Нового ничего не открою, если скажу, что все недоразумения между людьми разных стран происходят от незнания языка. При следующих налётах родной советской авиации всячески пытался объяснить святым женщинам, что весь этот авиационный шум не стоит того, чтобы я менял тёплую и чистую постель на простое одеяло и прохладный громадный подвал под госпиталем. Не мог объяснить святым женщинам, что свою порцию бомбовой "благодати" я получил в другом месте, не "разумел польской мови", поэтому и не мог сказать, что бомбы не имеют привычки дважды падать на одну цель. А сели так, то и святая обитель, коя вытащила меня с "того света", не получит ни единого устройства с начинкой из тротила: я в ней нахожусь! Место святое, доброе, так почему оно должно страдать!? Не упадёт ни единая бомба на обитель сию! — не мог я так говорить и думать тогда, но почему-то ничего не боялся! Скромный русский мальчик попал к ним на излечение, правда?
Нас разделял извечный "языковый барьер", и все мои попытки отказаться от спасения в подвале заканчивались стандартно: не желая прислушиваться к просьбам "оставить меня в покое", милые женщины заворачивали меня в одеяло и транспортировали под своды крепкого подземного устройства, по прочности не худшее, чем бункеры вождей воюющих армий.
Святые, милые и дорогие люди, да будет вашим душам вечный покой! Вы не знали, что у тифозного русского мальчика имелся богатый опыт "общения" с авиациями двух стран и он, по терминологии его народа, был на тот момент "битым" Вот почему он так упорно отказывался от спасения в подвале.

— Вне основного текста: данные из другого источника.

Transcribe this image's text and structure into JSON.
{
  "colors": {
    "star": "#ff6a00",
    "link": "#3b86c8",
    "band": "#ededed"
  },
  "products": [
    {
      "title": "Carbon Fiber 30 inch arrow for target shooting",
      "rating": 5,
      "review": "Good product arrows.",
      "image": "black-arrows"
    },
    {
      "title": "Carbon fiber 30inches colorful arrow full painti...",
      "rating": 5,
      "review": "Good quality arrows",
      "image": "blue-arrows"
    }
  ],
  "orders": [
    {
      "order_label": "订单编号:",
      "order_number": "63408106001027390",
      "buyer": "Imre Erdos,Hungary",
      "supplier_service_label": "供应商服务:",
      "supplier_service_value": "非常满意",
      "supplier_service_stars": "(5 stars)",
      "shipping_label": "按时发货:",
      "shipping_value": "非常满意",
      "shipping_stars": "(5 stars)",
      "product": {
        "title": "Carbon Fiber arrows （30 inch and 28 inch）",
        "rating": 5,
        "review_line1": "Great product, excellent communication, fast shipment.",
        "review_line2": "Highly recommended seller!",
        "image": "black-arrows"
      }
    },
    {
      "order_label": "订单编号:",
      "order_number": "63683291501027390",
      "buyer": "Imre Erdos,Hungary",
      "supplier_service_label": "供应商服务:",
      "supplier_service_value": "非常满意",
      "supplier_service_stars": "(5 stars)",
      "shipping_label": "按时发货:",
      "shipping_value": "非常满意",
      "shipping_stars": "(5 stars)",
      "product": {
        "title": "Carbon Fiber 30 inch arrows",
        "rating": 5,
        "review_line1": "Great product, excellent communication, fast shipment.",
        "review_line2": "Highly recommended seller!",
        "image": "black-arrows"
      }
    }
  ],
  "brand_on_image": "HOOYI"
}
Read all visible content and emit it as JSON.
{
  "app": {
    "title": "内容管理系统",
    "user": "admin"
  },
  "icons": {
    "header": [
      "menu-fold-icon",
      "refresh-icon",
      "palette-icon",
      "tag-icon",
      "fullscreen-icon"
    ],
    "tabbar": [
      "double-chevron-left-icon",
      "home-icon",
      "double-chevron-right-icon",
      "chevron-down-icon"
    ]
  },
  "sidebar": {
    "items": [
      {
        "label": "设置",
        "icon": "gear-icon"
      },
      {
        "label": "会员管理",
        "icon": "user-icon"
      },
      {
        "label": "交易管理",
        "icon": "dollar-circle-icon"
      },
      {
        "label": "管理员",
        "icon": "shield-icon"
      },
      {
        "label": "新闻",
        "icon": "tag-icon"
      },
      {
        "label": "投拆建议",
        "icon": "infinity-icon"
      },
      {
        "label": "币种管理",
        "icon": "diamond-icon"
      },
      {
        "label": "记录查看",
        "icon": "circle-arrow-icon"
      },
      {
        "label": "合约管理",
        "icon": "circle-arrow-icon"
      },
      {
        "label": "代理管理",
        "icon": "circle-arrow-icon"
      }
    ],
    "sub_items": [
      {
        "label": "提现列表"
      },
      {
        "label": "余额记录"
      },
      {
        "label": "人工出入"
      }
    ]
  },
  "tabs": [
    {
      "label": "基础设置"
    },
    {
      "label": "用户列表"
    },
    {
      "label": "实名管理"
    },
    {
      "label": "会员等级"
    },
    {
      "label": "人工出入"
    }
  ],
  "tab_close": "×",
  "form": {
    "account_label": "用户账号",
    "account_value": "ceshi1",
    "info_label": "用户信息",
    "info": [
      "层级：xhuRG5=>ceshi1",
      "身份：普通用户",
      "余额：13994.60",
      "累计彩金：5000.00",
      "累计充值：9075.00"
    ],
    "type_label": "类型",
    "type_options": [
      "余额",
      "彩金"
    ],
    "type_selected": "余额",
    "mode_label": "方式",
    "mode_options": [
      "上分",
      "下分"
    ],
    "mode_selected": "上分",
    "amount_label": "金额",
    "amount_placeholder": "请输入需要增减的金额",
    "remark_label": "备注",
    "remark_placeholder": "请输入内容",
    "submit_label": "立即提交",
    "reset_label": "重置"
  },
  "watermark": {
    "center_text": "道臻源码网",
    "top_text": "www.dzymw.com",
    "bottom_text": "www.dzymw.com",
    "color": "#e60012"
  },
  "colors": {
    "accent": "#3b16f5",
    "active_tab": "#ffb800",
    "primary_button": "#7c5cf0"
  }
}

Не мог он объяснить женщинам и то, что при толщине стен госпиталя в один метр, или более того, любая бомба советского изготовления, даже в двести пятьдесят килограммов "в тротиловом эквиваленте", оказалась бы бессильной! Никакого вреда госпиталю причинить она не смогла бы! Тем более, что бомбы такого веса никто не бросал на польский город Люблин одноименного воеводства во время освобождения его от оккупантов.
Глава 20. "Ностальжи".
Эх, какие всё же это были прекрасные времена! Если бы я был настоящим писателем, то непременно написал бы так: "времена, прекрасные своим ужасом". Но это нелепица, ужас никогда не был прекрасен, и впредь таковым не будет. "Ностальжи" у меня по каждому ушедшему дню того времени! С какого возраста "ностальгия" начинает посещать людей — такой момент своей жизни надёжно прозевал. Осталось только погружаться в "глубины памяти" в надежде отыскать заветные линии с названием "до" и "после" Ничего не могу сказать о том, у какого количества соотечественников жизнь исписана линиями "ностальгия"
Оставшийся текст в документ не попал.